DeFi losses currently track near the 2025 Immunefi baseline of $680 million, with TrapDoor's primary effect being accelerated security reviews of package dependencies, CI/CD secrets, and developer environment hygiene across crypto teams. A TrapDoor-type upstream compromise reaching deployer keys, bridge validator infrastructure, or admin credentials at a mid-to-large protocol could add $100 million to $300 million to 2026's running total, pushing annual DeFi losses toward $1 billion or above. One infected developer machine holding a GitHub token controlling a deployment pipeline, a cloud credential managing bridge infrastructure, or a wallet key holding protocol admin authority can reach far more than the developer's own funds. Woofun AI analysis suggests that the industry has built a meaningful smart contract security layer over the past four years, yet this progress has shifted the battlefield.
Immunefi's data shows that the median incident size dropped from $6 million in 2022 to $1.5 million in 2025, signaling that core contract-level defenses have matured.

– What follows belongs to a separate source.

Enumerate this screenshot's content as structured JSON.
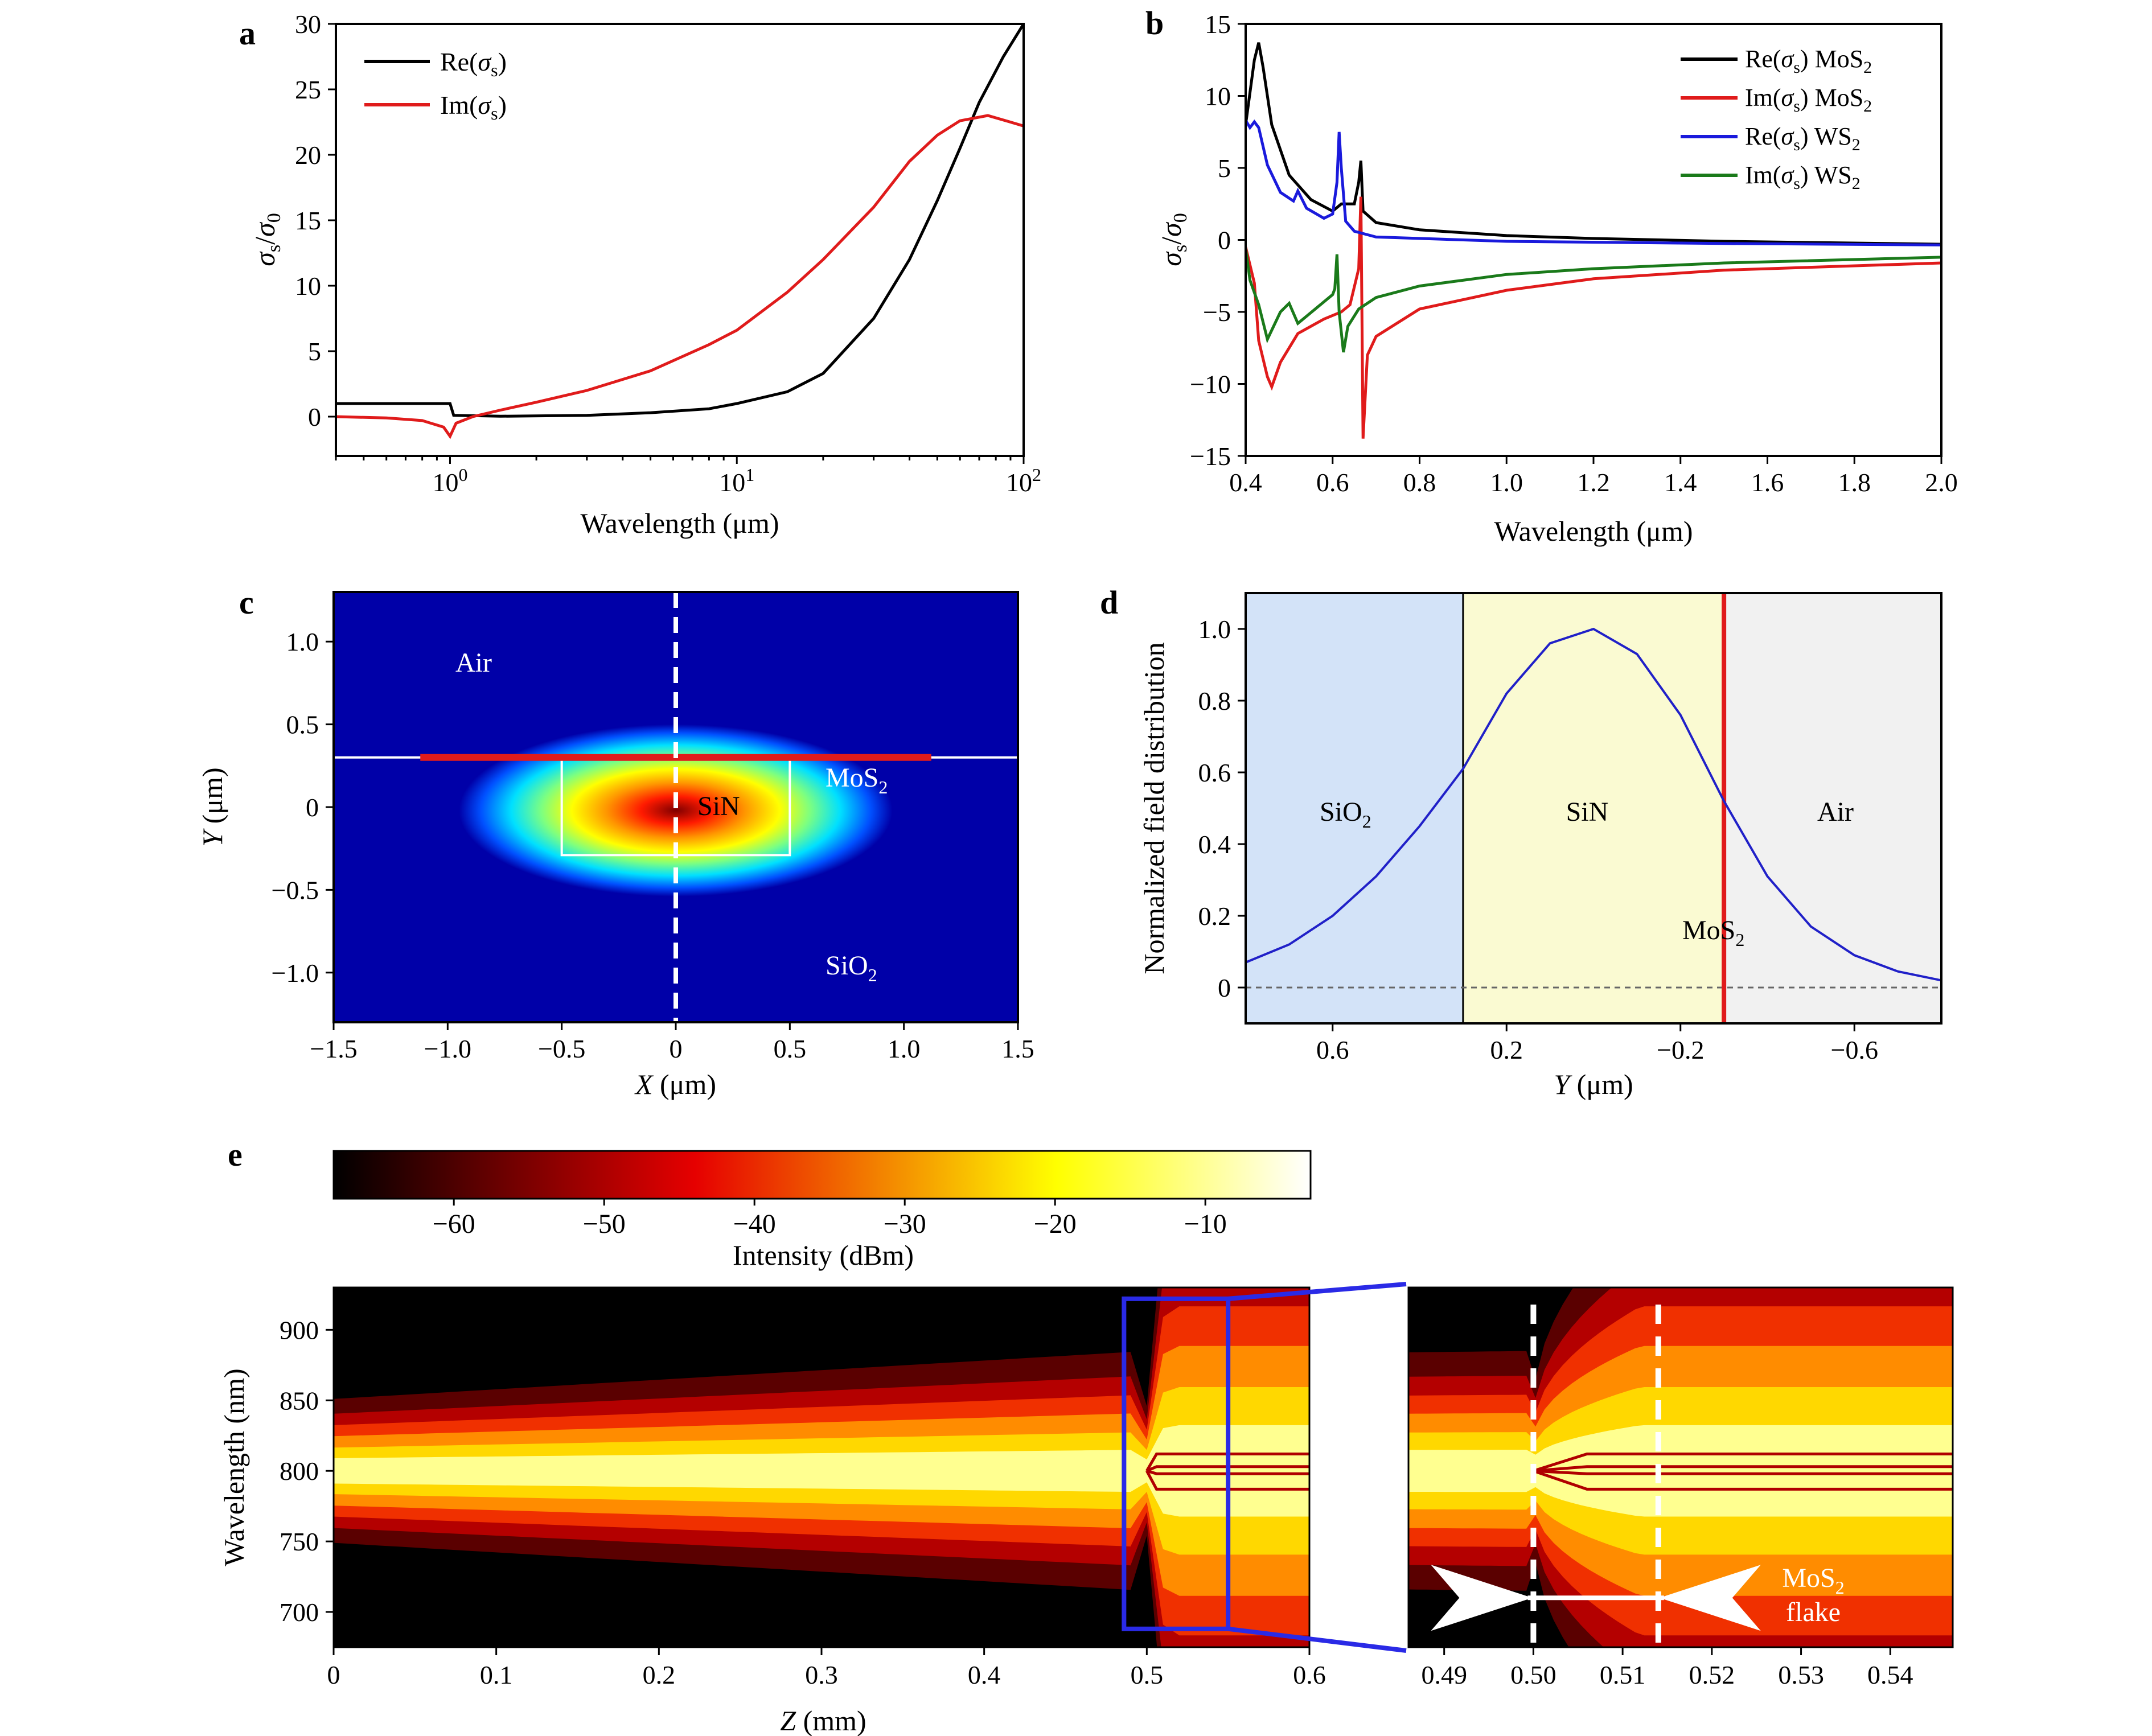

However, incidents involving Resolv, Drift, and KelpDAO demonstrate that attackers have absorbed this improvement and moved to systems audits cannot reach, such as deployer permissions, bridge validators, cloud infrastructure, admin keys, off-chain RPC endpoints, and now the developer machines, package dependencies, and AI coding environments that produce and configure all of the above. A smart contract can pass every audit a protocol commissions and still sit atop a deployment pipeline where a post-install hook has already exfiltrated the deployer's GitHub token. TrapDoor represents a specific campaign with a defined package count and detection timestamp, but the attack surface it targeted, consisting of developer machines, package registries, CI/CD credentials, AI coding files, and cloud accounts, persists well beyond the specific package list identified in the disclosure.